Android smartphone by Xiaomi

The Xiaomi Mi MIX Alpha is an Android-based smartphone designed by Xiaomi. Xiaomi describes it as a concept phone, but planned on bringing it into small-scale production. It was scheduled to be released in December 2019, but has been cancelled due to manufacturing complexities.

== Design ==
A 7.92-inch (201.2mm) big screen 2088 × 2250 Super AMOLED display is used which wraps around the edges and nearly spans the entire width of both sides. There are virtual volume buttons in place of physical ones, although there is a physical power button on the top. Navigation buttons and the status bar are also located on the edges of the device. A sapphire vertical strip is placed on the rear which houses the cameras, flash and connectivity antennas. The frame is a titanium alloy, while the display is a 3-section glass laminate.

== Specifications ==
=== Hardware ===
The Mi MIX Alpha is powered by the Qualcomm Snapdragon 855+ CPU and the Adreno 640 GPU, sharing its chipset with the Mi 9 Pro. It has a single configuration of 12 GB of LPDDR4X RAM and 512 GB of non-expandable UFS 3.0 storage.
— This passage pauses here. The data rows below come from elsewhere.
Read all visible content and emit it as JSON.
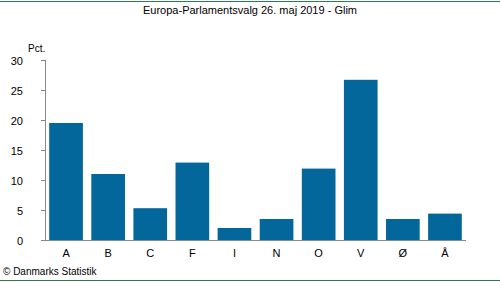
{
  "chart_data": {
    "type": "bar",
    "title": "Europa-Parlamentsvalg 26. maj 2019 - Glim",
    "y_label": "Pct.",
    "source": "© Danmarks Statistik",
    "categories": [
      "A",
      "B",
      "C",
      "F",
      "I",
      "N",
      "O",
      "V",
      "Ø",
      "Å"
    ],
    "values": [
      19.5,
      11.0,
      5.3,
      12.9,
      2.0,
      3.5,
      11.9,
      26.7,
      3.5,
      4.4
    ],
    "color": "#03679b",
    "ylim": [
      0,
      30
    ],
    "yticks": [
      0,
      5,
      10,
      15,
      20,
      25,
      30
    ],
    "grid": false
  }
}
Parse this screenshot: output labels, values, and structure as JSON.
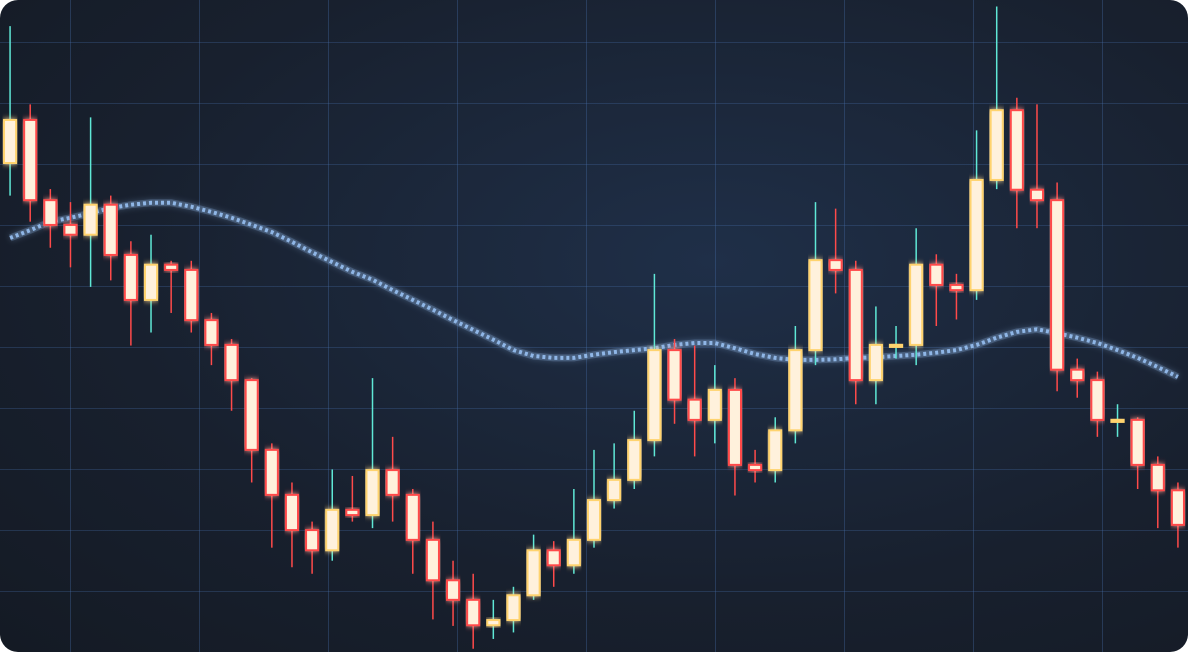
{
  "chart_data": {
    "type": "candlestick",
    "ylim": [
      0,
      100
    ],
    "up_color": "#ffd36e",
    "down_color": "#ff4a4a",
    "up_wick_color": "#5fe8d6",
    "body_fill": "#fff1dc",
    "open": [
      75,
      81.6,
      69.3,
      65.5,
      64.0,
      68.6,
      60.9,
      54.0,
      59.4,
      58.6,
      50.9,
      47.1,
      41.7,
      31.0,
      24.1,
      18.7,
      15.6,
      21.8,
      21.0,
      27.9,
      24.1,
      17.2,
      11.0,
      8.0,
      4.1,
      4.9,
      8.7,
      15.6,
      13.3,
      17.2,
      23.3,
      26.4,
      32.5,
      46.3,
      38.7,
      35.6,
      40.2,
      28.7,
      27.9,
      34.0,
      46.3,
      60.1,
      58.6,
      41.7,
      47.1,
      47.1,
      59.4,
      56.3,
      55.5,
      72.4,
      83.1,
      70.9,
      69.3,
      43.3,
      41.7,
      35.6,
      35.6,
      28.7,
      24.8
    ],
    "high": [
      96,
      84,
      71,
      69,
      82,
      70,
      63,
      64,
      60,
      60,
      52,
      48,
      42,
      32,
      26,
      20,
      28,
      27,
      42,
      33,
      25,
      20,
      14,
      12,
      8,
      10,
      18,
      17,
      25,
      31,
      32,
      37,
      58,
      48,
      47,
      44,
      42,
      31,
      36,
      50,
      69,
      68,
      60,
      53,
      50,
      65,
      61,
      58,
      80,
      99,
      85,
      84,
      72,
      45,
      43,
      38,
      36,
      30,
      26
    ],
    "low": [
      70,
      66,
      62,
      59,
      56,
      57,
      47,
      49,
      52,
      49,
      44,
      37,
      26,
      16,
      13,
      12,
      14,
      20,
      19,
      20,
      12,
      5,
      4,
      0.5,
      2,
      3,
      8,
      10,
      12,
      16,
      22,
      25,
      30,
      35,
      30,
      32,
      24,
      26,
      26,
      32,
      44,
      55,
      38,
      38,
      45,
      44,
      50,
      51,
      54,
      71,
      65,
      65,
      40,
      39,
      33,
      33,
      25,
      19,
      16
    ],
    "close": [
      81.6,
      69.3,
      65.5,
      64.0,
      68.6,
      60.9,
      54.0,
      59.4,
      58.6,
      50.9,
      47.1,
      41.7,
      31.0,
      24.1,
      18.7,
      15.6,
      21.8,
      21.0,
      27.9,
      24.1,
      17.2,
      11.0,
      8.0,
      4.1,
      4.9,
      8.7,
      15.6,
      13.3,
      17.2,
      23.3,
      26.4,
      32.5,
      46.3,
      38.7,
      35.6,
      40.2,
      28.7,
      27.9,
      34.0,
      46.3,
      60.1,
      58.6,
      41.7,
      47.1,
      47.1,
      59.4,
      56.3,
      55.5,
      72.4,
      83.1,
      70.9,
      69.3,
      43.3,
      41.7,
      35.6,
      35.6,
      28.7,
      24.8,
      19.5
    ],
    "moving_average": {
      "color": "#8fb6e6",
      "values": [
        63.5,
        64.7,
        66.0,
        66.6,
        67.3,
        68.1,
        68.6,
        68.9,
        68.9,
        68.3,
        67.5,
        66.6,
        65.5,
        64.4,
        62.9,
        61.3,
        59.8,
        58.3,
        57.1,
        55.5,
        54.0,
        52.5,
        50.9,
        49.4,
        47.9,
        46.3,
        45.4,
        45.1,
        45.1,
        45.6,
        46.0,
        46.3,
        46.6,
        47.1,
        47.4,
        47.4,
        46.6,
        45.7,
        45.1,
        44.8,
        44.8,
        44.9,
        45.1,
        45.2,
        45.4,
        45.6,
        45.9,
        46.3,
        47.1,
        48.2,
        49.1,
        49.5,
        48.9,
        48.2,
        47.4,
        46.3,
        45.1,
        43.7,
        42.2
      ]
    }
  }
}
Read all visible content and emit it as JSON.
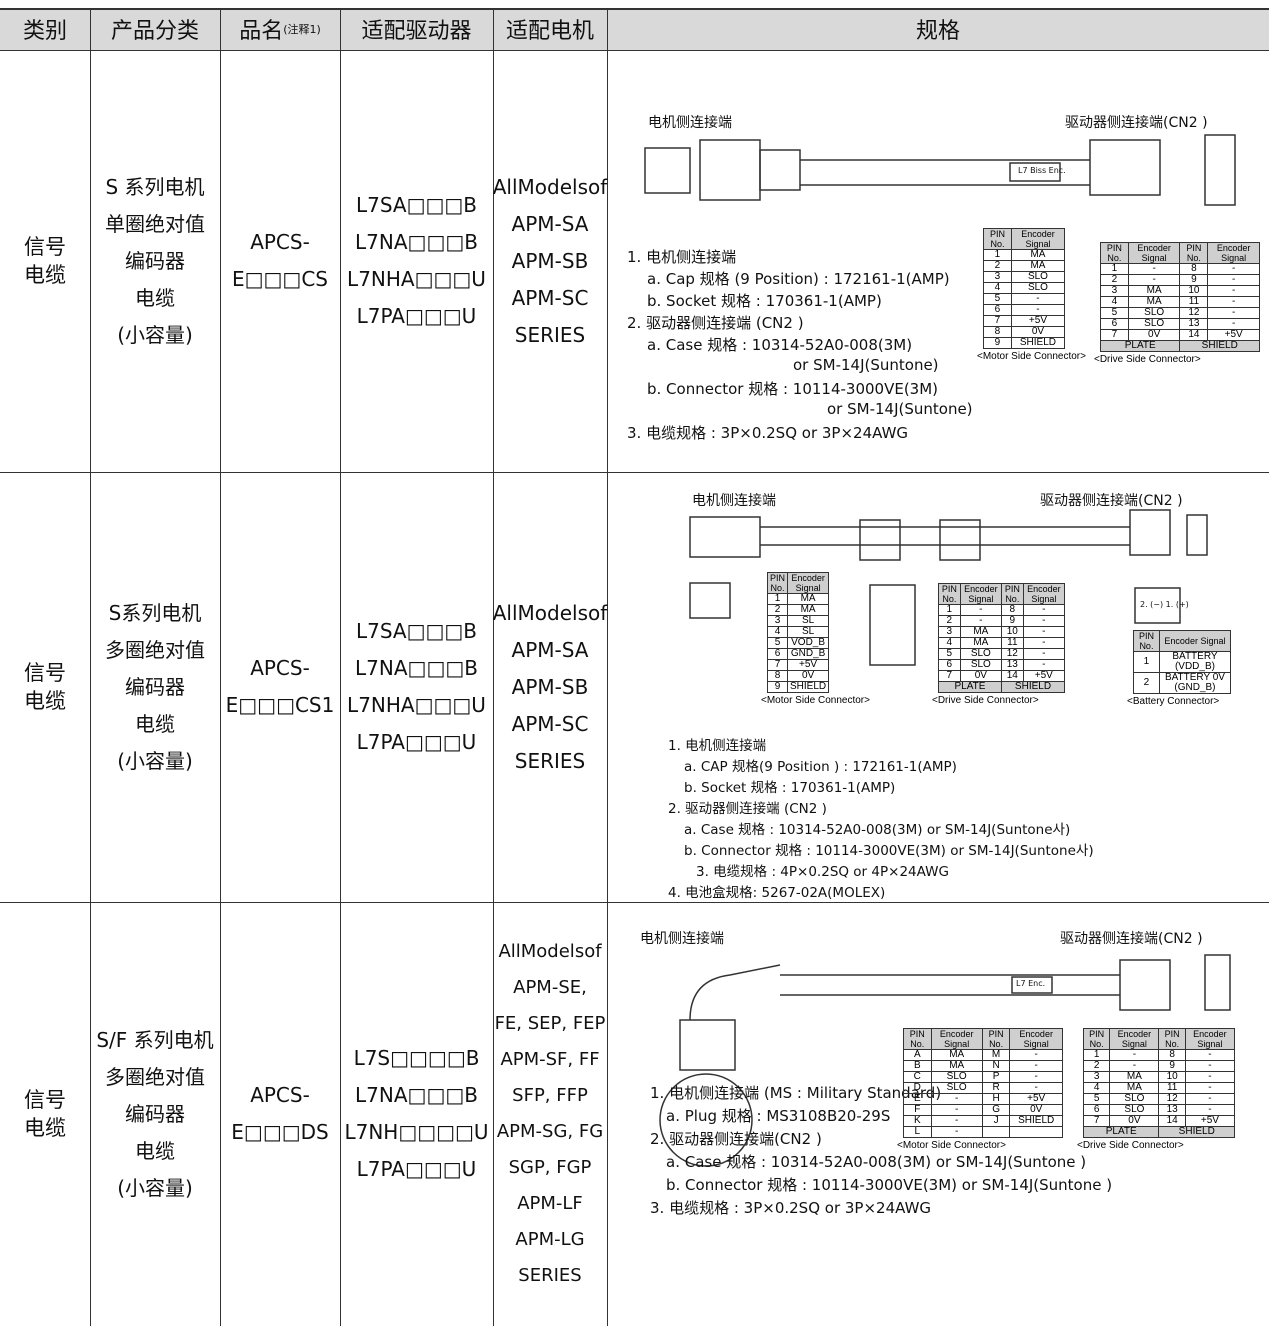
{
  "header": {
    "columns": [
      "类别",
      "产品分类",
      "品名",
      "适配驱动器",
      "适配电机",
      "规格"
    ],
    "note": "(注释1)"
  },
  "rows": [
    {
      "category": [
        "信号",
        "电缆"
      ],
      "product_class": [
        "S 系列电机",
        "单圈绝对值",
        "编码器",
        "电缆",
        "(小容量)"
      ],
      "name": [
        "APCS-",
        "E□□□CS"
      ],
      "drivers": [
        "L7SA□□□B",
        "L7NA□□□B",
        "L7NHA□□□U",
        "L7PA□□□U"
      ],
      "motors": [
        "AllModelsof",
        "APM-SA",
        "APM-SB",
        "APM-SC",
        "SERIES"
      ],
      "spec": {
        "motor_side": "电机侧连接端",
        "drive_side": "驱动器侧连接端(CN2 )",
        "cable_tag": "L7 Biss Enc.",
        "notes": [
          "1. 电机侧连接端",
          "a. Cap 规格 (9 Position) : 172161-1(AMP)",
          "b. Socket 规格 : 170361-1(AMP)",
          "2. 驱动器侧连接端 (CN2 )",
          "a. Case 规格 : 10314-52A0-008(3M)",
          "or SM-14J(Suntone)",
          "b. Connector 规格 : 10114-3000VE(3M)",
          "or SM-14J(Suntone)",
          "3. 电缆规格 : 3P×0.2SQ or 3P×24AWG"
        ],
        "tables": [
          {
            "header": [
              "PIN No.",
              "Encoder Signal"
            ],
            "rows": [
              [
                "1",
                "MA"
              ],
              [
                "2",
                "MA"
              ],
              [
                "3",
                "SLO"
              ],
              [
                "4",
                "SLO"
              ],
              [
                "5",
                "-"
              ],
              [
                "6",
                "-"
              ],
              [
                "7",
                "+5V"
              ],
              [
                "8",
                "0V"
              ],
              [
                "9",
                "SHIELD"
              ]
            ],
            "caption": "<Motor Side Connector>"
          },
          {
            "header": [
              "PIN No.",
              "Encoder Signal",
              "PIN No.",
              "Encoder Signal"
            ],
            "rows": [
              [
                "1",
                "-",
                "8",
                "-"
              ],
              [
                "2",
                "-",
                "9",
                "-"
              ],
              [
                "3",
                "MA",
                "10",
                "-"
              ],
              [
                "4",
                "MA",
                "11",
                "-"
              ],
              [
                "5",
                "SLO",
                "12",
                "-"
              ],
              [
                "6",
                "SLO",
                "13",
                "-"
              ],
              [
                "7",
                "0V",
                "14",
                "+5V"
              ]
            ],
            "footer": [
              "PLATE",
              "SHIELD"
            ],
            "caption": "<Drive Side Connector>"
          }
        ]
      }
    },
    {
      "category": [
        "信号",
        "电缆"
      ],
      "product_class": [
        "S系列电机",
        "多圈绝对值",
        "编码器",
        "电缆",
        "(小容量)"
      ],
      "name": [
        "APCS-",
        "E□□□CS1"
      ],
      "drivers": [
        "L7SA□□□B",
        "L7NA□□□B",
        "L7NHA□□□U",
        "L7PA□□□U"
      ],
      "motors": [
        "AllModelsof",
        "APM-SA",
        "APM-SB",
        "APM-SC",
        "SERIES"
      ],
      "spec": {
        "motor_side": "电机侧连接端",
        "drive_side": "驱动器侧连接端(CN2 )",
        "cable_tag": "2. (−) 1. (+)",
        "notes": [
          "1. 电机侧连接端",
          "a. CAP 规格(9 Position ) : 172161-1(AMP)",
          "b. Socket 规格 : 170361-1(AMP)",
          "2. 驱动器侧连接端 (CN2 )",
          "a. Case 规格 : 10314-52A0-008(3M) or SM-14J(Suntone사)",
          "b. Connector 规格 : 10114-3000VE(3M) or SM-14J(Suntone사)",
          "3. 电缆规格 : 4P×0.2SQ or 4P×24AWG",
          "4. 电池盒规格: 5267-02A(MOLEX)"
        ],
        "tables": [
          {
            "header": [
              "PIN No.",
              "Encoder Signal"
            ],
            "rows": [
              [
                "1",
                "MA"
              ],
              [
                "2",
                "MA"
              ],
              [
                "3",
                "SL"
              ],
              [
                "4",
                "SL"
              ],
              [
                "5",
                "VOD_B"
              ],
              [
                "6",
                "GND_B"
              ],
              [
                "7",
                "+5V"
              ],
              [
                "8",
                "0V"
              ],
              [
                "9",
                "SHIELD"
              ]
            ],
            "caption": "<Motor Side Connector>"
          },
          {
            "header": [
              "PIN No.",
              "Encoder Signal",
              "PIN No.",
              "Encoder Signal"
            ],
            "rows": [
              [
                "1",
                "-",
                "8",
                "-"
              ],
              [
                "2",
                "-",
                "9",
                "-"
              ],
              [
                "3",
                "MA",
                "10",
                "-"
              ],
              [
                "4",
                "MA",
                "11",
                "-"
              ],
              [
                "5",
                "SLO",
                "12",
                "-"
              ],
              [
                "6",
                "SLO",
                "13",
                "-"
              ],
              [
                "7",
                "0V",
                "14",
                "+5V"
              ]
            ],
            "footer": [
              "PLATE",
              "SHIELD"
            ],
            "caption": "<Drive Side Connector>"
          },
          {
            "header": [
              "PIN No.",
              "Encoder Signal"
            ],
            "rows": [
              [
                "1",
                "BATTERY (VDD_B)"
              ],
              [
                "2",
                "BATTERY 0V (GND_B)"
              ]
            ],
            "caption": "<Battery Connector>"
          }
        ]
      }
    },
    {
      "category": [
        "信号",
        "电缆"
      ],
      "product_class": [
        "S/F 系列电机",
        "多圈绝对值",
        "编码器",
        "电缆",
        "(小容量)"
      ],
      "name": [
        "APCS-",
        "E□□□DS"
      ],
      "drivers": [
        "L7S□□□□B",
        "L7NA□□□B",
        "L7NH□□□□U",
        "L7PA□□□U"
      ],
      "motors": [
        "AllModelsof",
        "APM-SE,",
        "FE, SEP, FEP",
        "APM-SF, FF",
        "SFP, FFP",
        "APM-SG, FG",
        "SGP, FGP",
        "APM-LF",
        "APM-LG",
        "SERIES"
      ],
      "spec": {
        "motor_side": "电机侧连接端",
        "drive_side": "驱动器侧连接端(CN2 )",
        "cable_tag": "L7 Enc.",
        "notes": [
          "1. 电机侧连接端 (MS : Military Standard)",
          "a. Plug 规格 : MS3108B20-29S",
          "2. 驱动器侧连接端(CN2 )",
          "a. Case 规格 : 10314-52A0-008(3M) or SM-14J(Suntone )",
          "b. Connector 规格 : 10114-3000VE(3M) or SM-14J(Suntone )",
          "3. 电缆规格 : 3P×0.2SQ or 3P×24AWG"
        ],
        "tables": [
          {
            "header": [
              "PIN No.",
              "Encoder Signal",
              "PIN No.",
              "Encoder Signal"
            ],
            "rows": [
              [
                "A",
                "MA",
                "M",
                "-"
              ],
              [
                "B",
                "MA",
                "N",
                "-"
              ],
              [
                "C",
                "SLO",
                "P",
                "-"
              ],
              [
                "D",
                "SLO",
                "R",
                "-"
              ],
              [
                "E",
                "-",
                "H",
                "+5V"
              ],
              [
                "F",
                "-",
                "G",
                "0V"
              ],
              [
                "K",
                "-",
                "J",
                "SHIELD"
              ],
              [
                "L",
                "-"
              ]
            ],
            "caption": "<Motor Side Connector>"
          },
          {
            "header": [
              "PIN No.",
              "Encoder Signal",
              "PIN No.",
              "Encoder Signal"
            ],
            "rows": [
              [
                "1",
                "-",
                "8",
                "-"
              ],
              [
                "2",
                "-",
                "9",
                "-"
              ],
              [
                "3",
                "MA",
                "10",
                "-"
              ],
              [
                "4",
                "MA",
                "11",
                "-"
              ],
              [
                "5",
                "SLO",
                "12",
                "-"
              ],
              [
                "6",
                "SLO",
                "13",
                "-"
              ],
              [
                "7",
                "0V",
                "14",
                "+5V"
              ]
            ],
            "footer": [
              "PLATE",
              "SHIELD"
            ],
            "caption": "<Drive Side Connector>"
          }
        ]
      }
    }
  ]
}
A USB-C port is located on the bottom which is capable of recharging the 4050mAh battery at up to 40W. An optical in-display fingerprint is used, and facial recognition is also supported.
==== Camera ====
A triple camera setup is used, consisting of a wide lens, a telephoto lens and an ultrawide lens like most flagships, while lacking a front-facing camera, however, the rear-facing cameras serve this purpose. Notably, it is the first smartphone with a 108 MP sensor. The other two lenses use 12 MP and 20 MP sensors respectively. None of the lenses have OIS, but HDR is supported. Along with normal recording modes, the device is capable of recording 8K video at 30 fps, 4K video at 60 fps and 30 fps, and 1080p slow-motion video at 480 and 960 fps.

=== Software ===
The Mi MIX Alpha runs on MIUI 11, which is based on Android 10.